Martinize2 and Vermouth: Unified Framework for Topology Generation

Journal article
Forcefield
Methods
Proteins
RNA
DNA
Post-translational modifications
Small molecules
Author

Peter C. Kroon, Fabian Grünewald, Jonathan Barnoud, Marco van Tilburg, Paulo C. T. Souza, Tsjerk A. Wassenaar, Siewert-Jan Marrink

Doi

Citation (APA 7)

Kroon, P. C., Grunewald, F., Barnoud, J., van Tilburg, M., Souza, P. C. T., Wassenaar, T. A., & Marrink, S. J. (2023). Martinize2 and Vermouth: Unified Framework for Topology Generation. eLife, 12.

Abstract

Ongoing advances in force field and computer hardware development enable the use of molecular dynamics (MD) to simulate increasingly complex systems with the ultimate goal of reaching cellular complexity.
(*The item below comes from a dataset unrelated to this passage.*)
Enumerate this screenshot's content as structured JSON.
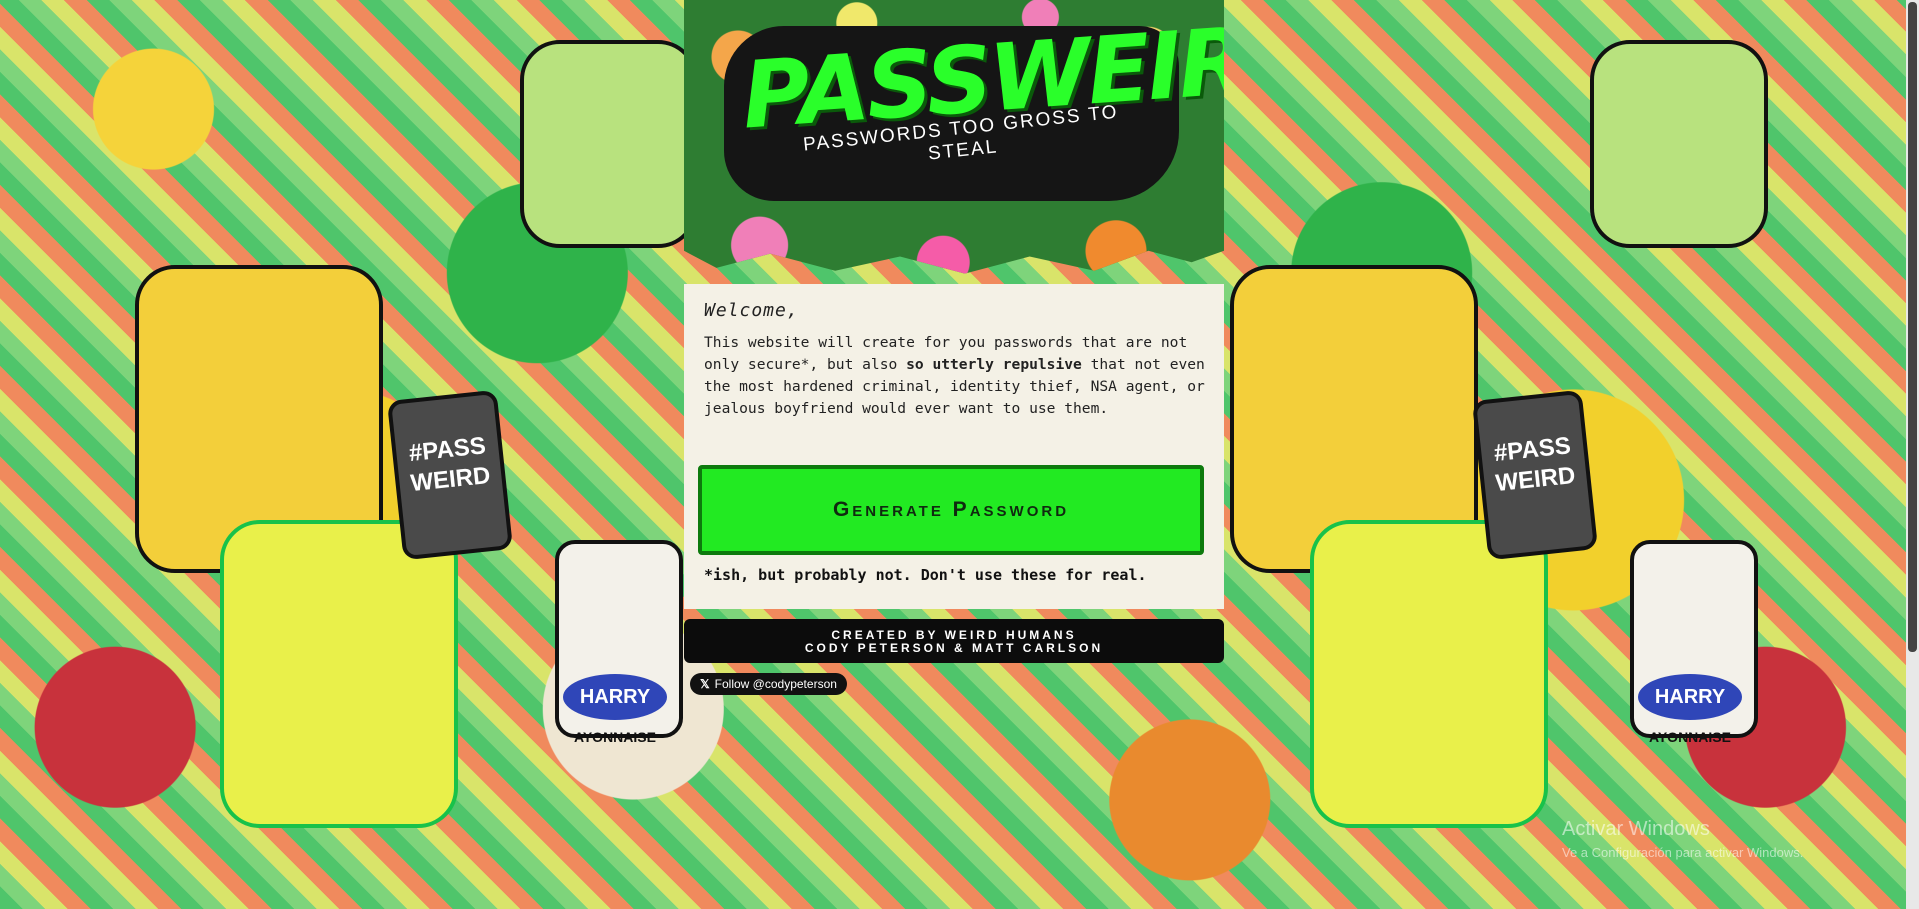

At the same time, rational design by high-throughput (HT) simulations is another forefront of MD. In these areas, the Martini coarse-grained force field, especially the latest version (i.e. v3), is being actively explored because it offers enhanced spatial-temporal resolution. However, the automation tools for preparing simulations with the Martini force field, accompanying the previous version, were not designed for HT simulations or studies of complex cellular systems. Therefore, they become a major limiting factor. To address these shortcomings, we present the open-source vermouth python library. Vermouth is designed to become the unified framework for developing programs, which prepare, run, and analyze Martini simulations of complex systems. To demonstrate the power of the vermouth library, the martinize2 program is showcased as a generalization of the martinize script, originally aimed to set up simulations of proteins. In contrast to the previous version, martinize2 automatically handles protonation states in proteins and post-translation modifications, offers more options to fine-tune structural biases such as the elastic network, and can convert nonprotein molecules such as ligands. Finally, martinize2 is used in two high-complexity benchmarks. The entire I-TASSER protein template database as well as a subset of 200,000 structures from the AlphaFold Protein Structure Database are converted to CG resolution and we illustrate how the checks on input structure quality can safeguard HT applications.